OpenFog publishes Reference Architecture, with eyes on AI and IoT

The OpenFog Consortium has unveiled its Reference Architecture design, aimed at providing a universal framework to support emerging IoT, 5G and artificial intelligence applications, which will increasingly rely on distributing cloud capabilities throughout the network and right to the edge.

Its document sums up the intentions of fog computing, to turn data into actionable wisdom. It coins a whole new acronym, DIKW, which it explains thus: “Data gathered becomes Information when stored, and retrievable [information] becomes Knowledge. Knowledge enables Wisdom for autonomous IoT.”

OpenFog wants to establish its technology, originated by Cisco, as a de facto standard to allow these multi-faceted applications to exchange data – though success will rely on broad industry support, and probably cooperation with other alliances and standards bodies such as ETSI’s Multi-Access Edge Computing (MEC) project, which has similar objectives.

The OpenFog Consortium was founded in November 2015 by ARM, Cisco, Dell, Intel, Microsoft and Princeton University. It has since grown to 55 members, including AT&T, GE, Hitachi, Sakura Internet, Schneider Electric and Shanghai Tech University (all Contributor members). Its geographic balance has moved significantly towards east Asia – other members include Hon Hai (Foxconn), Fujitsu, Mitsubishi, NEC, NTT and Toshiba.

The OpenFog Reference Architecture itself is built on a core set of pillars, which support a horizontal system-level architecture. The pillars are Security, Scalability, Open, Autonomy, RAS, Agility, Hierarchy and Programmability.

For resiliency, the fog nodes can be linked together as a mesh, to provide load balancing, fault tolerance and data sharing, and to minimize communications back to the central cloud. As for hardware, it covers CPUs, GPU accelerators, FPGAs, as well as RAM array storage, SSDs, and HDDs – as well as Hardware Platform Management (HPM) devices.

The document outlines the software side of things too, as well a rather detailed use case examining how the spec would work in and end-to-end airport visual security system (vehicle arrival, baggage, security, transit), as it negotiates and manages the different interactions between the disparate systems.

As for next steps, the group will set about the lengthy process of bringing other standards into the ecosystem – a gargantuan process.
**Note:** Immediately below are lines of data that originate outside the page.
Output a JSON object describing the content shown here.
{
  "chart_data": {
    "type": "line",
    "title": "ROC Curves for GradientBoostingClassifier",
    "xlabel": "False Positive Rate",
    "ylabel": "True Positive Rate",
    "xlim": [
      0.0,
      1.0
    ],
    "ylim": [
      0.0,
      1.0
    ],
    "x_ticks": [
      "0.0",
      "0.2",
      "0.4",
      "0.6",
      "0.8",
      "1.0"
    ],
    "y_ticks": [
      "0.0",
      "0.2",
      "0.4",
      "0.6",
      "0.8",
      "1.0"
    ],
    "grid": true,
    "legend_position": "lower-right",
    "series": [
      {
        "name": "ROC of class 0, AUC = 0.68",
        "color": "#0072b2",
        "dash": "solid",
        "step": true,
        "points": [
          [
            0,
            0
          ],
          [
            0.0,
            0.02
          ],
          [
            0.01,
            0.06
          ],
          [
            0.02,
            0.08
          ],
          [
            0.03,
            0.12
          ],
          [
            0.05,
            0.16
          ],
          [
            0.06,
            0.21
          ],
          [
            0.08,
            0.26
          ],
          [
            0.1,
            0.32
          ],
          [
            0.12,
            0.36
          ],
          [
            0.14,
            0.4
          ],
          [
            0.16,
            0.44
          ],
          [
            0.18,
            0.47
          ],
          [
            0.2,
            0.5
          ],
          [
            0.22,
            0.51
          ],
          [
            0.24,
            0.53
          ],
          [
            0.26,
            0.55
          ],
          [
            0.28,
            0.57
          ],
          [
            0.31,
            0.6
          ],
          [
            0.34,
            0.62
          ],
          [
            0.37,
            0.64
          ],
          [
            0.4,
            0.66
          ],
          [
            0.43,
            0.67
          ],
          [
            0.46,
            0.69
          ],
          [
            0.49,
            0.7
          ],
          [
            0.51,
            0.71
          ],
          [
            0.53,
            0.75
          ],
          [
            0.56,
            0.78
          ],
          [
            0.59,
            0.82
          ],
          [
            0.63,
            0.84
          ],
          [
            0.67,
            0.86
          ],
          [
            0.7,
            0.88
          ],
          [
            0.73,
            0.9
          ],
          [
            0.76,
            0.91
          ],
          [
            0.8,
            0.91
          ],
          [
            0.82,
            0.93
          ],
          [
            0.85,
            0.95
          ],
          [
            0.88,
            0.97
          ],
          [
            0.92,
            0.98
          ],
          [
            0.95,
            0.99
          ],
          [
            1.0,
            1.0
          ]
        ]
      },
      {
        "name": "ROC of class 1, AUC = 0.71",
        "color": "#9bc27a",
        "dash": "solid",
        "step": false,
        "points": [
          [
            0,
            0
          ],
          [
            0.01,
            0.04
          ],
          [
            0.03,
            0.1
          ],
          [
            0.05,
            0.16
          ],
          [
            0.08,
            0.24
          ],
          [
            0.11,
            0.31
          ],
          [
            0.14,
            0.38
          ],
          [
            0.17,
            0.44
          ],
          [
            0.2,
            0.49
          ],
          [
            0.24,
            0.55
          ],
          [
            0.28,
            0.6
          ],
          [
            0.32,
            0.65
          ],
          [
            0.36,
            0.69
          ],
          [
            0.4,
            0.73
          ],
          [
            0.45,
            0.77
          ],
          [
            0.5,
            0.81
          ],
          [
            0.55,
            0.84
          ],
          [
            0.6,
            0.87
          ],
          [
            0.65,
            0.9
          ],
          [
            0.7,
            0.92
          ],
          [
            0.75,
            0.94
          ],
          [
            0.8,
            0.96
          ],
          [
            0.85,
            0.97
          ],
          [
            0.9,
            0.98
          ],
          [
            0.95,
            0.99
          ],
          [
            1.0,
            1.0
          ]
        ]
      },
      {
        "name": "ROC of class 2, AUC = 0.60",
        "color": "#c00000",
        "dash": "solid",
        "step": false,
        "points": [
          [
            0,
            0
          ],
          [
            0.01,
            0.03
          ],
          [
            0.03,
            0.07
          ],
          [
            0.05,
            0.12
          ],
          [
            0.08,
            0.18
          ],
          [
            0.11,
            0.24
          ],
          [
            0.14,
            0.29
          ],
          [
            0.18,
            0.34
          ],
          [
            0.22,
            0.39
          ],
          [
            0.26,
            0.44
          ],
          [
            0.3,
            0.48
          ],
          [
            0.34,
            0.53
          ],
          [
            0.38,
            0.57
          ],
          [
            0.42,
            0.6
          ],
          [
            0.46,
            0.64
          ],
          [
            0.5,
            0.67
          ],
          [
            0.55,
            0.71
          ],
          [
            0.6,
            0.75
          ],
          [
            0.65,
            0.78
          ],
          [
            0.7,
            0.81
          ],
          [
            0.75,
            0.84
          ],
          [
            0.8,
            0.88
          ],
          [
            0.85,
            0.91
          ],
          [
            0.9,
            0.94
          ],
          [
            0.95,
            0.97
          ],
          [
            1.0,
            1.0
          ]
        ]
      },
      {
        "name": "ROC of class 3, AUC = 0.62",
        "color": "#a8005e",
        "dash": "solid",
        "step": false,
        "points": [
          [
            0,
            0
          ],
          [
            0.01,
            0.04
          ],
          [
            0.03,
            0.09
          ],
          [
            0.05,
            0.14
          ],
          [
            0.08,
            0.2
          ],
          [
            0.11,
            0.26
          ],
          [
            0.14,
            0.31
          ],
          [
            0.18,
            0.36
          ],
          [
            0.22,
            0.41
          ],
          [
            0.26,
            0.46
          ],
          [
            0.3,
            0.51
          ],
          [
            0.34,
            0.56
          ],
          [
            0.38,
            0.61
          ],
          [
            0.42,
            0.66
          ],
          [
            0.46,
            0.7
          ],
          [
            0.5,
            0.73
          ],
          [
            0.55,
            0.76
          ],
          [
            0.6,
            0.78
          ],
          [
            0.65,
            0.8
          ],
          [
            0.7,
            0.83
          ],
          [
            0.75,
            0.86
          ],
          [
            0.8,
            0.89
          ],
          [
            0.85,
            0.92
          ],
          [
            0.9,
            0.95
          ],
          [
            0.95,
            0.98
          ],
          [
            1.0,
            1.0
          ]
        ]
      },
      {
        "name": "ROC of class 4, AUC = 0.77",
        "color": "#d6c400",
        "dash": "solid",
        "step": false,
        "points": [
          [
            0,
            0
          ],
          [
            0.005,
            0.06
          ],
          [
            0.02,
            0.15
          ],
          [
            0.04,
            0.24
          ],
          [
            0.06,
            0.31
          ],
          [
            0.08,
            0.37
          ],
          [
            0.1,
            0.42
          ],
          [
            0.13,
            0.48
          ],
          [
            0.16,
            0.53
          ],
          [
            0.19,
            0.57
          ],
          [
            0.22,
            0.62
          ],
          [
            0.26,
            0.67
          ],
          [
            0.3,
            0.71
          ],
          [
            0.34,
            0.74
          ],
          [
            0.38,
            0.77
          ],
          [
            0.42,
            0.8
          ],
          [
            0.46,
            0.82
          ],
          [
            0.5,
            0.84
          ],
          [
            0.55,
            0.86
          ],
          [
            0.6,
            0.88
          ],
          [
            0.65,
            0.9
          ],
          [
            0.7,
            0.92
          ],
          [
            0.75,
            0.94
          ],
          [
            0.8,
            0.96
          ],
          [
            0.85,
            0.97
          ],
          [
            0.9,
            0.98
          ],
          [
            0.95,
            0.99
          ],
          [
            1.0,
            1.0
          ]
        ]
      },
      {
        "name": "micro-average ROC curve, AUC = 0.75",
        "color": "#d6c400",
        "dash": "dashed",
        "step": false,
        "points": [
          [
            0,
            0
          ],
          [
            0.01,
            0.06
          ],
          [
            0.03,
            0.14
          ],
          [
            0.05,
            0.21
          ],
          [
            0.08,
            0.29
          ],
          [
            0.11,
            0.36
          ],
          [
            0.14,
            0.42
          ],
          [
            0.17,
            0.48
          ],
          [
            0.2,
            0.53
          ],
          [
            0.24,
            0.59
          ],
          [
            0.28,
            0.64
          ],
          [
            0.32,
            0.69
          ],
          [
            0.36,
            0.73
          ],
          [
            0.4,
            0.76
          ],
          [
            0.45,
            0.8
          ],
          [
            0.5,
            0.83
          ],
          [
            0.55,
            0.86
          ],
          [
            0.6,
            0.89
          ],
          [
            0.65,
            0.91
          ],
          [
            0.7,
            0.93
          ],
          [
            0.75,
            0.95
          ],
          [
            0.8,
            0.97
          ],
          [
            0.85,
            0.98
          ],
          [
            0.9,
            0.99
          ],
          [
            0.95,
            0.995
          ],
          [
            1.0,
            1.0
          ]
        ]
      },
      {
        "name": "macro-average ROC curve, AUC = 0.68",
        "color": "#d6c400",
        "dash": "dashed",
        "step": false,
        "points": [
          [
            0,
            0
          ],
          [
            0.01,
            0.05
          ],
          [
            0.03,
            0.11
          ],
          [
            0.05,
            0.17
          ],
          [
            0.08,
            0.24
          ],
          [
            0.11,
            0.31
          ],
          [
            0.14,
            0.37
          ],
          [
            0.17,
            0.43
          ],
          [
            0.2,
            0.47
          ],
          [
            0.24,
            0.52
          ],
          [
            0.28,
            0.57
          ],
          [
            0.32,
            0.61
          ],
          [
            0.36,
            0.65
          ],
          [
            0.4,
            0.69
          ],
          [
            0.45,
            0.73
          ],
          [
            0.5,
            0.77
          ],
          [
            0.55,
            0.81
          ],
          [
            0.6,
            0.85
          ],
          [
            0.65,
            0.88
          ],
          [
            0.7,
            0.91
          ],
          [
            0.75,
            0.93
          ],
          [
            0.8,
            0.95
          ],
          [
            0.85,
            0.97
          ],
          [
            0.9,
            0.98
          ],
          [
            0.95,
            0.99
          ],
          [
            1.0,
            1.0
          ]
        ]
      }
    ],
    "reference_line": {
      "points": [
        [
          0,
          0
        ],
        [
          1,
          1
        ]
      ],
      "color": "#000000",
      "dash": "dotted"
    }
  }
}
With testbeds and APIs, OpenFog certification would denote those systems and standards that are compatible with the spec.

“Just as TCP/IP became the standard and universal framework that enabled the internet to take off, members of OpenFog have created a standard and universal framework to enable interoperability for 5G, IoT, and AI applications,” said Helder Antunes, chairman of the consortium, and a senior director at Cisco. “While fog computing is starting to be rolled out in smart cities, connected cars, drones, and more, it needs a common, interoperable platform to turbocharge the tremendous opportunity in digital transformation. The new Reference Architecture is an important giant step in that direction.”
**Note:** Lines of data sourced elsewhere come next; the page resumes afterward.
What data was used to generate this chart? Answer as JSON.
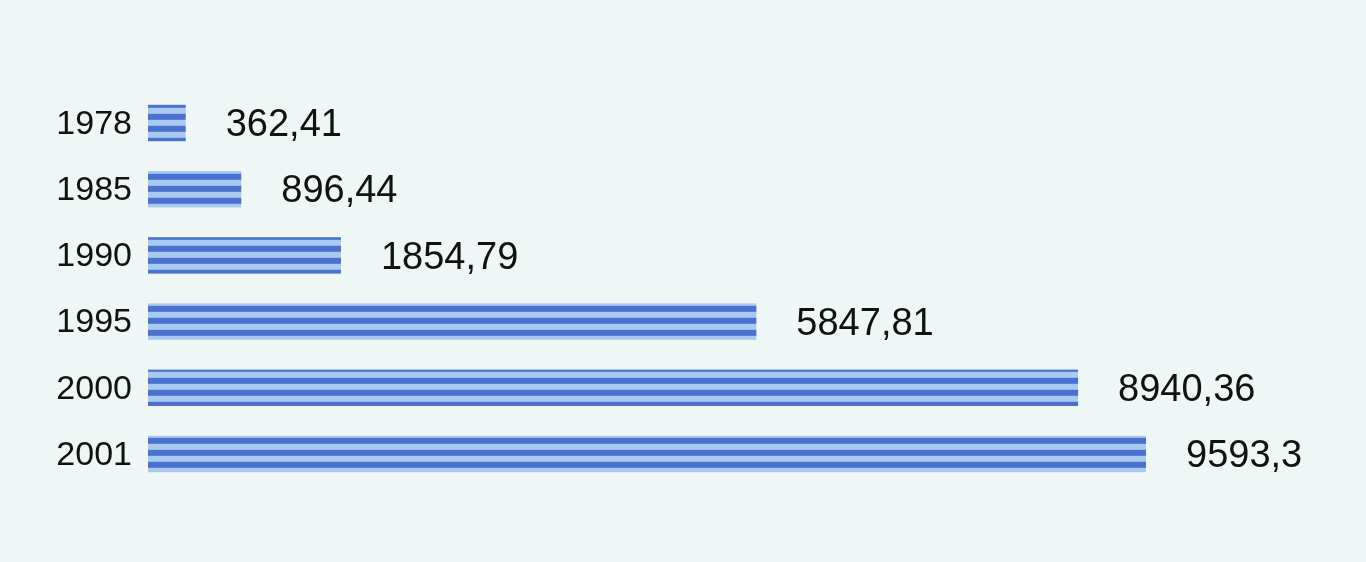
{
  "chart_data": {
    "type": "bar",
    "orientation": "horizontal",
    "relative": false,
    "categories": [
      "1978",
      "1985",
      "1990",
      "1995",
      "2000",
      "2001"
    ],
    "values": [
      362.41,
      896.44,
      1854.79,
      5847.81,
      8940.36,
      9593.3
    ],
    "value_labels": [
      "362,41",
      "896,44",
      "1854,79",
      "5847,81",
      "8940,36",
      "9593,3"
    ],
    "color": "#4a70d0"
  }
}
The evolution of computing architectures needs to be quickly revisited in order to explain the ‘fog’ term. In the good old days, a central mainframe carried out all the processing, serving the results to terminals at the edge of the network – i.e. desks inside an office building.

The emergence of the PC meant that mainframes were no longer required to do as much processing, as those personal computers were able to run their own processes and applications at the edge. Cloud computing servers were born of the need for more powerful computing than what was on offer in those PCs, and the rise of cloud has parallels with the days of the mainframe.

However, with the rise of mobile networks, the edge has expanded from desks within a building to truly remote locations – enabling all kinds of wireless applications, with the trade-off for that extended range usually being less processing power on tap to enable a longer battery life.

As such, those remote edge devices are typically pretty lightweight if they don’t have a wired power supply, and are in the fashion of simply sending readings back to cloud applications – where the data they generate can be put to use in gargantuan instances of processors and storage, somewhere hidden in the clouds and out of sight of the user.

Edge computing is the term used to describe moving some of that computational workload from the cloud and nearer to the source (ground) – and that’s how the term ‘fog’ arises (like cloud, but closer to the source). The main benefits that fog advocates point out are improvements in security, latency, agility, efficiency and cognition – all of them highly relevant for massive IoT use cases, and for the AI and machine learning technologies which will efficiently process all that data.

When it comes to security and privacy, processing data on the network edge can ensure that it stays off of airways and out of networking infrastructure that could be compromised. Similarly, keeping it at the edge can reduce the latency of applications that need to take action based on the data – as the data can be analyzed at the gateway, rather than having to travel all the way to a central cloud application that would then send a command back to the gateway.

And the costs of relaying that information to the cloud can be removed, which is especially beneficial to wireless applications that might have to rely on an MNO’s cellular network to collect information. The data bill for these gateways could be slashed, and for the user, the cloud storage and processing costs could be significantly reduced – as long as you trust the network edge boxes to be able to carry out the computation themselves.